首先，我们看到 type 是 ALL，就是全表扫描，而且我们还留意到：Extra的值多了 using filesort，表明 MySQL 有文件排序的操作。

我们可以拿 order by age 和 order by id 的执行计划来对比一下。

1、explain 的 tepe 字段：

首先，type 不一样，一个是 index，表明利用了索引树；一个是 ALL，表明是全表扫描。

2、explain 的 Extra 字段：

第二，也是最重点的，它其实可以说明为何利用了主键索引。就是 Extra 字段。

先说明一下正常的排序，Extra 都会有 Using filesort 来表明使用了文件排序。

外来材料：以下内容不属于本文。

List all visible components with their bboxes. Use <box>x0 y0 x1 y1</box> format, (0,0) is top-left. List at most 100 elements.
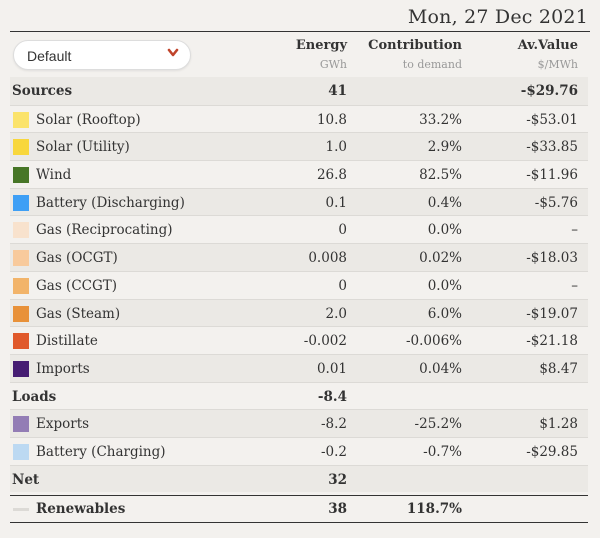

而明显 order by id 是没有这个，这是因为，索引树本来就是一个带有顺序的数据结构，大家不了解的可以去看看 B+Tree 的介绍。查询优化器正是利用了索引的顺序性，使得 SQL 的执行计划走主键索引树来去掉原本需要的排序。

之前的大白话 MySQL 学习总结中也提到过查询优化器。SQL 的执行计划能有很多，并且结果是一样的，但是为了提高性能，MySQL 的查询优化器组件会为 SQL 制定一套最优的执行计划。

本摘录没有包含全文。